Он погрузился в воспоминания о вчерашнем дне. Сначала Анни, такая красивая, аккуратно причесанная, в свежевыглаженном платье. Она смотрела на него с большим вниманием, чем обычно. Между ними как будто даже что-то произошло, наладилась какая-то связь. Словно на мгновение он стал для нее кем-то большим, чем просто незнакомец, что сидит напротив и держит ее за руку. Потом Бенгт в своем славном домике, где кипела жизнь. Завтрак: перепачканные вареньем дети и многозначительные взгляды. Он, как обычно, был очень благодарен и старался радостно кивать и вообще вести себя как член этой счастливой семьи, лишь бы никто не догадался, что именно в эти минуты он чувствовал себя как никогда одиноким. И никак ему не отделаться от этого чувства, только вот если сделать музыку погромче – чтобы затолкать его внутрь.

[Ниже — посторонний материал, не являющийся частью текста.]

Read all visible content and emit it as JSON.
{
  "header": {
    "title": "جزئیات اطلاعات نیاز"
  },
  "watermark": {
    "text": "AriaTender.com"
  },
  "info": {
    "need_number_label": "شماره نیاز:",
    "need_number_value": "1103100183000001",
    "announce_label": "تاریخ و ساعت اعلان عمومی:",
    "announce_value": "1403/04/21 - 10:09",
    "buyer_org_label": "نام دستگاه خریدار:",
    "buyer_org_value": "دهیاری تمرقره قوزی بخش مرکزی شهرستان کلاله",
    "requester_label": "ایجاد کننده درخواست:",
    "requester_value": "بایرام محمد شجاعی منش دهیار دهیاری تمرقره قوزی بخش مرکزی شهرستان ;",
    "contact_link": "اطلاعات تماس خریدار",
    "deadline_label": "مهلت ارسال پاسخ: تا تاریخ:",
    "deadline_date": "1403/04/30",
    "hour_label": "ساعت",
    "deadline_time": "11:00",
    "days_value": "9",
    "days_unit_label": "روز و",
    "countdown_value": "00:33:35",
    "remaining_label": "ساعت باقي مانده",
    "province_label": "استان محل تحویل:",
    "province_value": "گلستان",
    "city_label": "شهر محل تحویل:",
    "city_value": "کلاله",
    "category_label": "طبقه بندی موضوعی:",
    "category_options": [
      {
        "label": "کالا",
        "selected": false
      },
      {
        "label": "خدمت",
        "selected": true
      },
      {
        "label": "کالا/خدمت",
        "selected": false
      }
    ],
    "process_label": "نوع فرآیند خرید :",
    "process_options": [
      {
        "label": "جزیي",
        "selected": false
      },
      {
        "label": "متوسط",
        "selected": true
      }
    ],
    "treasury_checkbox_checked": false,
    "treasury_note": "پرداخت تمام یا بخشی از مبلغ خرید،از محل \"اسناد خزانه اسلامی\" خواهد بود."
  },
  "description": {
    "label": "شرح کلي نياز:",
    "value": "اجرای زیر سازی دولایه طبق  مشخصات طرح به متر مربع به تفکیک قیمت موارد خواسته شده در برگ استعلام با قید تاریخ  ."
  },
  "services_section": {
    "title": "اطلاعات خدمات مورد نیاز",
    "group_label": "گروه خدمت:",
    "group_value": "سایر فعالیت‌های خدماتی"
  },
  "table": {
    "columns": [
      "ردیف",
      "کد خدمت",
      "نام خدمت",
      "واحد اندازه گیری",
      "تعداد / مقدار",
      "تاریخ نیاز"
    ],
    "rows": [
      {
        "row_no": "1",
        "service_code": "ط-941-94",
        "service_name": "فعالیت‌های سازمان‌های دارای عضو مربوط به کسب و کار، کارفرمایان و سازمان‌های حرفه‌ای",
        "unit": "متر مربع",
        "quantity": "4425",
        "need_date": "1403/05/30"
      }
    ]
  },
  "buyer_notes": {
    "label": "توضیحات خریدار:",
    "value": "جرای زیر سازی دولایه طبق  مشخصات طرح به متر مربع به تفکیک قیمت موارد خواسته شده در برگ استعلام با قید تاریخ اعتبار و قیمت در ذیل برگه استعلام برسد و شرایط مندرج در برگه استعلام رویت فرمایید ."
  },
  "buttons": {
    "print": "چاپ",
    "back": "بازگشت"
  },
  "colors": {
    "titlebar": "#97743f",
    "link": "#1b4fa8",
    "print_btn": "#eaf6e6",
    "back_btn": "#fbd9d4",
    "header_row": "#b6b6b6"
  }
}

Он встал, медленно прошелся по старому линолеуму. Надо подумать о чем-нибудь другом. О чем угодно, только не об этом. Перестать сомневаться. Хотя бы сегодня, А лучше навсегда. Он всем пожертвовал ради работы, ради будней полицейского. Ради этого. Жизнь проходит как в тумане: вчера был день, сегодня еще один, завтра еще… И так тридцать лет – ни жены, ни детей, ни настоящих друзей. Только длинная и честная служба, которая меньше чем через десять лет должна закончиться. Его отправят на пенсию.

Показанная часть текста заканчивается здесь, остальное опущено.